JL: I have had several lemonade stand moments and I love this question. From my best recollection, here are the comments made that caused me to think entrepreneurially and who said them to me:
- It is now time for you to be a mentor, My wife, circa 2002
- You really need to be in your own business, Board member 2002
- The first time I realized that I was not happy with politics and I always felt that I could do a better job if left to my own goals and strategies, Circa 1976
- When I realized the relationship between “risk and reward” and the difference between an “expense and an investment.” Circa 1985
- When I realized I was a hard core optimist and what others may see as lemons, I saw as lemonade. Most of my adult life.
TR: When you hear the word entrepreneurship, what do you think of?
JL: I think of freedom to be the best I can be and the means to get the best return for my time and resources invested. It is not only economic return, but living a life that others regard as special and would admire. In my presentations I always quote this anonymous definition of entrepreneurship and believe it completely: “Entrepreneurship is living a few years of your life like most people won’t, so you can spend the rest of your life like most people can’t.” ~ Anonymous
TR: With your journey as an entrepreneur, what are the essential skills you have found crucial to know?
JL: In order of importance: Working harder than most are willing to do; strong interpersonal skills, effective forecasting and plan development, being intentional and knowing where I will get the best ROI for my time, realizing that money is a bi-product and I need to be passionate about the work and most important, knowing my limitations. Never give up if you believe in the idea.
TR: When did giving back become part of your story?
JL: I believe the seeds of giving back, were originally planted during my time at Fordham. Even though I worked and went to school, I joined the Maroon Key Society that was a community service organization at the school. I was saddened to know it no longer exists. At 53 years old, about ten years ago, a career challenge had me choosing between values and money. I chose values and began an introspective journey that resulted in developing my personal goals, needs and objectives that I use every day to guide my decisions. I consider giving back as a core value. I am the third most senior mentor at the Seattle U business school (serving 18 years) and I would need several pages to list my volunteer activities and memberships. Amongst the many, many organizations I serve, I am very proud to be a “Fellow of the Fordham Consortium on Business.”

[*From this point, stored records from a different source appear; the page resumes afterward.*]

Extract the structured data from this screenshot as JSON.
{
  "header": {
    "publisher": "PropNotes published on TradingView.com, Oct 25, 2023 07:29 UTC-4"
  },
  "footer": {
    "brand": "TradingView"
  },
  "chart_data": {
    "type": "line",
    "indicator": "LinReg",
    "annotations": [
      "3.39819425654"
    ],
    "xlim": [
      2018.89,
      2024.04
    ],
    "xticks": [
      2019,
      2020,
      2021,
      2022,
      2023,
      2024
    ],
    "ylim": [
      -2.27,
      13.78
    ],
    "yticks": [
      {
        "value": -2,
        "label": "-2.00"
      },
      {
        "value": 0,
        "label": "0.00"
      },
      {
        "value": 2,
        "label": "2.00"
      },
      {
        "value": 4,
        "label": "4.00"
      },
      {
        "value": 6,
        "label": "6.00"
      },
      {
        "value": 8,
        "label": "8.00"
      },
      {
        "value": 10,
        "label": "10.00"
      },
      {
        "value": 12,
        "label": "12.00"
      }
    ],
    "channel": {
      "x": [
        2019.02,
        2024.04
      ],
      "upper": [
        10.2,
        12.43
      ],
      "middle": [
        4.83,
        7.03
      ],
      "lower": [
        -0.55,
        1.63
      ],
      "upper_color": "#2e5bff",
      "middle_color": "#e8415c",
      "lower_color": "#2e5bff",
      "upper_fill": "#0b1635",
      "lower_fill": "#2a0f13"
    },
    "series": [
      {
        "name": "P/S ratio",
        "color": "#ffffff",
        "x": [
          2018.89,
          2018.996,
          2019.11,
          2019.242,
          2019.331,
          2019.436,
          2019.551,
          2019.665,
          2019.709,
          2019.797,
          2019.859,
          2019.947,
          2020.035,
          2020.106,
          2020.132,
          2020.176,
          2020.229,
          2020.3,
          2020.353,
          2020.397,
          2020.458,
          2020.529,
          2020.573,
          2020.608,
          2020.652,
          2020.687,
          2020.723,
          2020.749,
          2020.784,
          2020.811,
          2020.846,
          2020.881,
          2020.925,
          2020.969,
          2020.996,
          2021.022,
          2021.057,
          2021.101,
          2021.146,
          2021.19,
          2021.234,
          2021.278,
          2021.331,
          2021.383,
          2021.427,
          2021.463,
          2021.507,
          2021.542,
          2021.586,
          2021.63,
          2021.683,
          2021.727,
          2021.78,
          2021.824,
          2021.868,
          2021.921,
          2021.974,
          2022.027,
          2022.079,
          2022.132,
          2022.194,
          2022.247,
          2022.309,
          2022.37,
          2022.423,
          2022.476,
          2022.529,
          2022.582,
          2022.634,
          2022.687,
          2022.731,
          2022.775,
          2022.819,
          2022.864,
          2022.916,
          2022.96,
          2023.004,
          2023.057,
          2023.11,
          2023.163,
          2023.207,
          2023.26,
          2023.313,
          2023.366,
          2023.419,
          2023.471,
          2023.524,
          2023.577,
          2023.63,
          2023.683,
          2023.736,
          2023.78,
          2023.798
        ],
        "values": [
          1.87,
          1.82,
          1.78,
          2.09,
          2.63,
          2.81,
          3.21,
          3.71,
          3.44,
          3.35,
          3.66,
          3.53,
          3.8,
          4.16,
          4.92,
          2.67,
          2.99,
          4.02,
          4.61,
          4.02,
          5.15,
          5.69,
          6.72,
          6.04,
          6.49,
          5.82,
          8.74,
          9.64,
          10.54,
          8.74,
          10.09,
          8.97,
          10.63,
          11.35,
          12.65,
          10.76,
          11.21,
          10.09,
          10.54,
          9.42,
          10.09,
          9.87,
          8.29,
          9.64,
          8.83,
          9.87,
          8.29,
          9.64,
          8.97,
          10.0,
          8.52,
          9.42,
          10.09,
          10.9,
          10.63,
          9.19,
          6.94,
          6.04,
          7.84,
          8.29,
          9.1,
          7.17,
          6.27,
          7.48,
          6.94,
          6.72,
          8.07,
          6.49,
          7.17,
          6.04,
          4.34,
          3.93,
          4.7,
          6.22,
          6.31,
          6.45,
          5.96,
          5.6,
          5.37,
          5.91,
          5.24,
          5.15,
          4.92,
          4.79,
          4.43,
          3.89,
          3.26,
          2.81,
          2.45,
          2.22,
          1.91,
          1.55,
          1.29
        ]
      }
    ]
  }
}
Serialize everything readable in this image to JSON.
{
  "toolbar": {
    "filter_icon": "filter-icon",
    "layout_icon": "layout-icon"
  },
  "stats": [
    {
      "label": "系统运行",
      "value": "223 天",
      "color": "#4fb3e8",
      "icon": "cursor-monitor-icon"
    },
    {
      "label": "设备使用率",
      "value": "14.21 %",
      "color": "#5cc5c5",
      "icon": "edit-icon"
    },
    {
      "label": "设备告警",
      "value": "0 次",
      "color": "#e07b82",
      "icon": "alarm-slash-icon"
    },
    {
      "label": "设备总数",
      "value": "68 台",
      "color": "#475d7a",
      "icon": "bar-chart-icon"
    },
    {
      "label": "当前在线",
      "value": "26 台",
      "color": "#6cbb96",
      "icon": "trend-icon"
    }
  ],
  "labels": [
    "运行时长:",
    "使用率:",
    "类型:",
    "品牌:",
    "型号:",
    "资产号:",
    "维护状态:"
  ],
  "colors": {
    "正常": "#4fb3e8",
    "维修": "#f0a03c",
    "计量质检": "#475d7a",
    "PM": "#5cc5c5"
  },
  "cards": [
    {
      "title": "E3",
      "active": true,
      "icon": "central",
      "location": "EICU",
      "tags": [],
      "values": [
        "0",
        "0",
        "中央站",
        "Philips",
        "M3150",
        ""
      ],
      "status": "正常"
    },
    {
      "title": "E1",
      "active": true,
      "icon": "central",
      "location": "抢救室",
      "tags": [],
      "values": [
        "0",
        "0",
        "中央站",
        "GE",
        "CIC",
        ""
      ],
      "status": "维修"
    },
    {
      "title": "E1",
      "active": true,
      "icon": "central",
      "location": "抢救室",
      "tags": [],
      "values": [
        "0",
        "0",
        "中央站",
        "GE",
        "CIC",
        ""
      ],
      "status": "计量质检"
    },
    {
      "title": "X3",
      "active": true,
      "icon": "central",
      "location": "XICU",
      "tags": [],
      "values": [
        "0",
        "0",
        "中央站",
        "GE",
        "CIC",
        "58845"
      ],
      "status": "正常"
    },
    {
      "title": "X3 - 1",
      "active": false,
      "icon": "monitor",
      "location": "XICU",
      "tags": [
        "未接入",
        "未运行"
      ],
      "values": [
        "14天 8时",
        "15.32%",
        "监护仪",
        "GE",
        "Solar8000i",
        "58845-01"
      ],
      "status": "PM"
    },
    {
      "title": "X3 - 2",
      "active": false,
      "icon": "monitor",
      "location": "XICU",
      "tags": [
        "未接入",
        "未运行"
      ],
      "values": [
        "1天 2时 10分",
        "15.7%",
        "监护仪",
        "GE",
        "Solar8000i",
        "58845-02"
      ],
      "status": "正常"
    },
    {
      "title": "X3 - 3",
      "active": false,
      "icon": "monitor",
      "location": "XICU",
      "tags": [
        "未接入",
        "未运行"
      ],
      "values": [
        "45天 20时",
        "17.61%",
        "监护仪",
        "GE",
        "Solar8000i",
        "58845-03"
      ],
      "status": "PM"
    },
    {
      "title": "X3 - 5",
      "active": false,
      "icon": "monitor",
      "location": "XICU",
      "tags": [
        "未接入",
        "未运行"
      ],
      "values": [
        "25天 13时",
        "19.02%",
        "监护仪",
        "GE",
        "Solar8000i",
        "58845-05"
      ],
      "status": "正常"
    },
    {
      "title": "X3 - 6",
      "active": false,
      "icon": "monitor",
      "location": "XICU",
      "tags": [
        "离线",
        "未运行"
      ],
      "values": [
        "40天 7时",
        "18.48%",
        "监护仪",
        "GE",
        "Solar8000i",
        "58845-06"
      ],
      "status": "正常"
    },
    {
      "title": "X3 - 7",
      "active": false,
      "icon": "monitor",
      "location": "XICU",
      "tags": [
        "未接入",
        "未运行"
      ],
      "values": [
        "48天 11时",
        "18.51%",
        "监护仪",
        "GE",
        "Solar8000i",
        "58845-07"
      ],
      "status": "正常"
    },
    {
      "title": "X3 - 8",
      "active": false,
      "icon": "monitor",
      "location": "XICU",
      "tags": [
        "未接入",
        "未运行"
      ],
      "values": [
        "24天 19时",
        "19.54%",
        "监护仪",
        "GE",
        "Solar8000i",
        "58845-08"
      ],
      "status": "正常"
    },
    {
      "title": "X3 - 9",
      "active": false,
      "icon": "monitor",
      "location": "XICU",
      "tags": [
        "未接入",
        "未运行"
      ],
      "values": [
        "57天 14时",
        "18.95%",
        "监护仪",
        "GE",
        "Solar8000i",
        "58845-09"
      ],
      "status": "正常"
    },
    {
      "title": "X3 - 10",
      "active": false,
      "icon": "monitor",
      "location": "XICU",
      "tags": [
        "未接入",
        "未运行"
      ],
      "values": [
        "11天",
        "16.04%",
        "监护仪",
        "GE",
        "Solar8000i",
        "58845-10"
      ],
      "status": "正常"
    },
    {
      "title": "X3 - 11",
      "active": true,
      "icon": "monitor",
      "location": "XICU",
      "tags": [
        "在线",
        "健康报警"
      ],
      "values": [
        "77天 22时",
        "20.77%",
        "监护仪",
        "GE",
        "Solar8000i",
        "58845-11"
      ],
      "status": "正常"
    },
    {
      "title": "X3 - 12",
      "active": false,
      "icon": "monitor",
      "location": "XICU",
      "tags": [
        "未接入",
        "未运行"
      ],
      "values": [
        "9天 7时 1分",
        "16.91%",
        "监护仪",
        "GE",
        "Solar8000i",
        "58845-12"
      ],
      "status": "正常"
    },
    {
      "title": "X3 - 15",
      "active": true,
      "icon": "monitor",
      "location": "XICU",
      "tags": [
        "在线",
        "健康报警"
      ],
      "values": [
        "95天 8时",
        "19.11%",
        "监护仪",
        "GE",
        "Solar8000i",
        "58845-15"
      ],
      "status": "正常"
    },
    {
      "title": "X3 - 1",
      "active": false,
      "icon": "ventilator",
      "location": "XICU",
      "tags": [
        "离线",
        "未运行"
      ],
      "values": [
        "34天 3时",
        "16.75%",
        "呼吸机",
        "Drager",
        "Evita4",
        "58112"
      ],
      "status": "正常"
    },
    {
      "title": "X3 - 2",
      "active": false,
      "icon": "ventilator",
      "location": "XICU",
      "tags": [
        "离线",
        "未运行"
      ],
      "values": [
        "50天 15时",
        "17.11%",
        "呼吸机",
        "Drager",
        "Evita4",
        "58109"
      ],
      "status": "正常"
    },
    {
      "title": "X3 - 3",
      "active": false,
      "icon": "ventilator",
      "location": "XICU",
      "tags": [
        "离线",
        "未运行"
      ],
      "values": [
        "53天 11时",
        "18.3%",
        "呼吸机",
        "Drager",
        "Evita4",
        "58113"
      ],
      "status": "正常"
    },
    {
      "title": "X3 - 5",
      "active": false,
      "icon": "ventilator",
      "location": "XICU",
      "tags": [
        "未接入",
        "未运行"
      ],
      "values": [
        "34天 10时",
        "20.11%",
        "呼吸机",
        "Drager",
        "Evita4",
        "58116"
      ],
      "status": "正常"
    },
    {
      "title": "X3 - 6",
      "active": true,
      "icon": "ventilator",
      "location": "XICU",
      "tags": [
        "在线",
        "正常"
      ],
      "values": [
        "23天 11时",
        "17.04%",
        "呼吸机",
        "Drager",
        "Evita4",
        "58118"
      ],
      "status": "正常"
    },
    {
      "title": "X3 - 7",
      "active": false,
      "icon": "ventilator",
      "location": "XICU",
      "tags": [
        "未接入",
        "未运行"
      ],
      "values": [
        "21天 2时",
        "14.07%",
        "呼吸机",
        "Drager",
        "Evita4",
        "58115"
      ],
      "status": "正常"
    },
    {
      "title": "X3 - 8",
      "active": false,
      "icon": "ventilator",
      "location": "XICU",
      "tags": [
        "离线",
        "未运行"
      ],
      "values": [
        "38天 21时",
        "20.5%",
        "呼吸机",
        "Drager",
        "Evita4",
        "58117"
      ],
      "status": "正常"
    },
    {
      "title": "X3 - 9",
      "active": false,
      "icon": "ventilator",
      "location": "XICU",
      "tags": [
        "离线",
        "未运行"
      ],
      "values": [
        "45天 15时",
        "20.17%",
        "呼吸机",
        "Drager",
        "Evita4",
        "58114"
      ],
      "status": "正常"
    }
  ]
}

TR: Why do you think it is important to give back?
JL: I am a big believer in legacy. I believe that we hold the power to create heaven or hell on earth, depending on what we do. I chose to use what I have learned and my guiding principles to try and make this world a better place.
TR: What advice do you have for entrepreneurs out there?
JL: My best advice to you entrepreneurs is to create an objective mindset that can evaluate if you are ready. Many things need to be in place to be capable and prepared to launch your own venture. Life is a long journey and you will have several bites at the apple. Make sure you have developed basic business competencies in forecasting, human capital management, finance, technology, customer identification, acquisition and service. If you don’t have these strengths, identify people for your team that do. Once you are ready, make sure you have family support. And in the words of Winston Churchill, “Never, never, ever give up.” And of course, read my book!!